SYDNEY, DEC 8: Australia should consider an international plan to become a dumping ground for the world's nuclear waste, a top adviser to United States President Bill Clinton said today, drawing immediate protests from environmentalists.Australia is in a unique position because of its geography and political stability to help the world solve the problem of where to store nuclear waste from bombs dismantled at the end of the Cold War, according to Clinton's special envoy on weapons of mass destruction, Robert Gallucci.
``If Australia could appreciate the concept and decide it was in the national interest there would be enormous benefits for the world,'' he told an Australian newspaper.
Australia was one of the few places in the world with the political and geological stability necessary for such a sensitive gatekeeping job, Gallucci said.

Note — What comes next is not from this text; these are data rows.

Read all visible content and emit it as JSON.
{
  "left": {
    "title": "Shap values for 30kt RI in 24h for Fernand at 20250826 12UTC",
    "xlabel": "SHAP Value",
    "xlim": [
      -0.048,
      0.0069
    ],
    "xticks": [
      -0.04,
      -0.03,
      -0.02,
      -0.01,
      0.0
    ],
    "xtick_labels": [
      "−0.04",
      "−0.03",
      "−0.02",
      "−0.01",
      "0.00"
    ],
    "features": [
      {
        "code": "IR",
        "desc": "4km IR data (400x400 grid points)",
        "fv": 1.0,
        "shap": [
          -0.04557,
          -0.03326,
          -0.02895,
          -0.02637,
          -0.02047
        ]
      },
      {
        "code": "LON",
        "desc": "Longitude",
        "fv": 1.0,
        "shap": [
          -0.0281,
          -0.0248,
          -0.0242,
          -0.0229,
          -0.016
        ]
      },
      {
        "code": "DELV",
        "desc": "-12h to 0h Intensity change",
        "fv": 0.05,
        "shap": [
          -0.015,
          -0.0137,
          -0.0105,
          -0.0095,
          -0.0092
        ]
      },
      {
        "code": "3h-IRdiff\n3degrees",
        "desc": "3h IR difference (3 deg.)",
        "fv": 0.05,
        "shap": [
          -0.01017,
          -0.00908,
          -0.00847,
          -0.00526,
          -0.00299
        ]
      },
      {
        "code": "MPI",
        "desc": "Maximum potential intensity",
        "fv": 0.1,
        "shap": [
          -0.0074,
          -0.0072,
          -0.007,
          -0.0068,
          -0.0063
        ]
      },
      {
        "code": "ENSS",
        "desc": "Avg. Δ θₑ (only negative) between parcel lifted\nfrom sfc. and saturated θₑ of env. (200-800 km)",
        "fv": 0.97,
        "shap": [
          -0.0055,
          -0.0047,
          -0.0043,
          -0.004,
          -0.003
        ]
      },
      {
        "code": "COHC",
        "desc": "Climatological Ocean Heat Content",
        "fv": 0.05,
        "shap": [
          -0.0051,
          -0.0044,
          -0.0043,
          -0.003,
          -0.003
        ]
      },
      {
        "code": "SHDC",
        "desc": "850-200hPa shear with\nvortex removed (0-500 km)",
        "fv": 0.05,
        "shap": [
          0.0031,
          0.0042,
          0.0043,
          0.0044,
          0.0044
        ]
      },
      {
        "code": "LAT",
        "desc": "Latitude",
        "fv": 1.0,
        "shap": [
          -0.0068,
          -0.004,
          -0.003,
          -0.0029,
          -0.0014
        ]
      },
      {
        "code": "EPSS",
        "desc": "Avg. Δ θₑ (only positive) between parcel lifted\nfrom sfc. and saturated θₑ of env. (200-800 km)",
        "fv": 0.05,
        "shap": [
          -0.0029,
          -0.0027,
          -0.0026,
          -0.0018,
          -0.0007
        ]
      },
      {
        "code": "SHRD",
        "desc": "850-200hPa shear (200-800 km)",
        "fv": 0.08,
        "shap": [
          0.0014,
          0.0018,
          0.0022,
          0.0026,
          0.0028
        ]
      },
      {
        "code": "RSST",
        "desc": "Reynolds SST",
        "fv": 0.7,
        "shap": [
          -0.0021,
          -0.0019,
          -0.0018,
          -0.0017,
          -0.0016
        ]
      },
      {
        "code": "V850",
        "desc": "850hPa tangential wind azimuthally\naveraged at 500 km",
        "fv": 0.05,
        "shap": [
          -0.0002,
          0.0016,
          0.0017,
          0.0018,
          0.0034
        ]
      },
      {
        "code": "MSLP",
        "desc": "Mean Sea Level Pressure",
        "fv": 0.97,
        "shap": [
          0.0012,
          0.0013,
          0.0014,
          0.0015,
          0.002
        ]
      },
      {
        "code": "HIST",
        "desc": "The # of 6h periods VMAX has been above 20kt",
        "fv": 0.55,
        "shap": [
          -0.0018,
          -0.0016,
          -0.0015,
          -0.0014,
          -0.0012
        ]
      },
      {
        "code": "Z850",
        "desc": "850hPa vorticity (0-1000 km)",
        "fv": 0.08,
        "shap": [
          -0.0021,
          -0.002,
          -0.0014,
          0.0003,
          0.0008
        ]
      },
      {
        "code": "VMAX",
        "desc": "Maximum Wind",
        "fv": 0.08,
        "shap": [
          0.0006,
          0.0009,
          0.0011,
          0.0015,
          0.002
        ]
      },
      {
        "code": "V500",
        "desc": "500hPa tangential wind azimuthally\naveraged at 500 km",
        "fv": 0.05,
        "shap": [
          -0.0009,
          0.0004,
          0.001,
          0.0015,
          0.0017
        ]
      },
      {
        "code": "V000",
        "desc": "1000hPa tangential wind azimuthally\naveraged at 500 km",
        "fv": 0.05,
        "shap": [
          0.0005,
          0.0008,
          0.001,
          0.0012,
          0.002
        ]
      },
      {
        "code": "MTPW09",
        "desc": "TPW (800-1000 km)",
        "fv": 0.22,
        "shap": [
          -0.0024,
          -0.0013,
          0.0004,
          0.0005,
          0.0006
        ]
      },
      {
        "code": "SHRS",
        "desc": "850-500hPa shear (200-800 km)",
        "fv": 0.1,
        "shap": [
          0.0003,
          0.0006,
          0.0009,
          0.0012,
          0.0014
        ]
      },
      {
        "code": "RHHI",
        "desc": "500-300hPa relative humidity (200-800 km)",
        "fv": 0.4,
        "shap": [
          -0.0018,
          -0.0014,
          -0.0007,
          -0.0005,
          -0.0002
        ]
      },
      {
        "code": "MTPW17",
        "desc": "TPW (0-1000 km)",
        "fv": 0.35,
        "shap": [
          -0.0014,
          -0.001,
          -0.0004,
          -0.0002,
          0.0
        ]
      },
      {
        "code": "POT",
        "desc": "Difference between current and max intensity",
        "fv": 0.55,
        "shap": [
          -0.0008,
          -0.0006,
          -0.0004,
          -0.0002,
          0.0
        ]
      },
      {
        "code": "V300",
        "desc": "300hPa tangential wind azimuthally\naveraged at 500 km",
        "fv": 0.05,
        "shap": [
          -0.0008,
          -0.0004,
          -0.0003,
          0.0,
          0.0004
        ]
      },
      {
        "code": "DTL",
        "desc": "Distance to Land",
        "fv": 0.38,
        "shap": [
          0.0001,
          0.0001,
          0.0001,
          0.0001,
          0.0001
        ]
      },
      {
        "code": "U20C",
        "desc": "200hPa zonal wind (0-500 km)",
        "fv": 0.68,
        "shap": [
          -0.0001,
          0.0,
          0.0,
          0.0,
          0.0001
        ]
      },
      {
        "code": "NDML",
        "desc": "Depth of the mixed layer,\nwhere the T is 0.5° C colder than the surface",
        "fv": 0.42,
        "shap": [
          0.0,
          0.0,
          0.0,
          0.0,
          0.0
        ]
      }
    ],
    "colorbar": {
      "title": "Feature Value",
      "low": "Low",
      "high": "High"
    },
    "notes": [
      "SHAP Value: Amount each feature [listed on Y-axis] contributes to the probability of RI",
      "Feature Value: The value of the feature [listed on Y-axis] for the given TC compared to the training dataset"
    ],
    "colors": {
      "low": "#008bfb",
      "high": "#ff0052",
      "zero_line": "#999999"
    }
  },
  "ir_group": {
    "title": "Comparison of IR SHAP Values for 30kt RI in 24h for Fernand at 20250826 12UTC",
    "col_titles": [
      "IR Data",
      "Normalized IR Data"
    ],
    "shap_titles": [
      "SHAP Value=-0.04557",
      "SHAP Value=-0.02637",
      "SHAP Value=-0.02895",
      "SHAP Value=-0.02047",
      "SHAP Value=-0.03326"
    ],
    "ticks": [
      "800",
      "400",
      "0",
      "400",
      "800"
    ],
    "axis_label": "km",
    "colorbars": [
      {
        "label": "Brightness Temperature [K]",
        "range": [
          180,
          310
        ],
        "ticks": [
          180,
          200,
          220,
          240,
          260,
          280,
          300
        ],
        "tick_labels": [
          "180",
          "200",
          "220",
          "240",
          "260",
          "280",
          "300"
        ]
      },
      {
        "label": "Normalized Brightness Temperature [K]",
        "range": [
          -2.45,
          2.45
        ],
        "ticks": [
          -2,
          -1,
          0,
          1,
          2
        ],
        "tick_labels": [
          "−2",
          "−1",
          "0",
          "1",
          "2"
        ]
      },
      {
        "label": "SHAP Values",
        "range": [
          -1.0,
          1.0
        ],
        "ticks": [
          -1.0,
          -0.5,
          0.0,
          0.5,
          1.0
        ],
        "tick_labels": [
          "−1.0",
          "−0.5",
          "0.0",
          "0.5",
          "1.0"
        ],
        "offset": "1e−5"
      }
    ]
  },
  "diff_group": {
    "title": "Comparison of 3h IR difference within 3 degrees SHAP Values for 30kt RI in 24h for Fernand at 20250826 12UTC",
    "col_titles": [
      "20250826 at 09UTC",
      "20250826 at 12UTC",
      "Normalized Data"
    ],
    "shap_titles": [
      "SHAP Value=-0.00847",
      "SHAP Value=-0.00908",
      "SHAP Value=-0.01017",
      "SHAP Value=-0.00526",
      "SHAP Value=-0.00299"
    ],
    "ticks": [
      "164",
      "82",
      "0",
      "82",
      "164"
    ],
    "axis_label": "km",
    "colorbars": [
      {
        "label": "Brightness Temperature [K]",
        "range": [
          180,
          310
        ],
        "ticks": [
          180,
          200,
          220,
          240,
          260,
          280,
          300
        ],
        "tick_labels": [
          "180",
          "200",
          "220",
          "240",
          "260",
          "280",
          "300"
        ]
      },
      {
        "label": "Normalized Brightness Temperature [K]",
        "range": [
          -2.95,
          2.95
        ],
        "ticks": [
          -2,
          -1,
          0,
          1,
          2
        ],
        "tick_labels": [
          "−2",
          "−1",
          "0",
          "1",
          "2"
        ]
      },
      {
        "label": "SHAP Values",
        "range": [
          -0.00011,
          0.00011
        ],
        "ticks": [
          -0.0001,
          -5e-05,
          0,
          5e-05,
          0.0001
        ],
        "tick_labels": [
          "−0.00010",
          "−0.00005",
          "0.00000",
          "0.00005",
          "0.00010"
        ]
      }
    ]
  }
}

But environmentalists objected today, saying saddling Australia with the world's nuclear waste was short-sighted.
``The government of Australia has only beenaround for 99 years,'' Larry O'Loughin, a campaigner for the Australian Conservation Foundation, told AFP.
``It's a very optimistic outlook to say Australia's going to have a stable political outlook for 200,000 years. That's just farcical.''
Gallucci, dean of the prestigious Georgetown University School of Foreign Service, said he had met Australian Prime Minister John Howard earlier this year but said they had not discussed the issue of nuclear waste.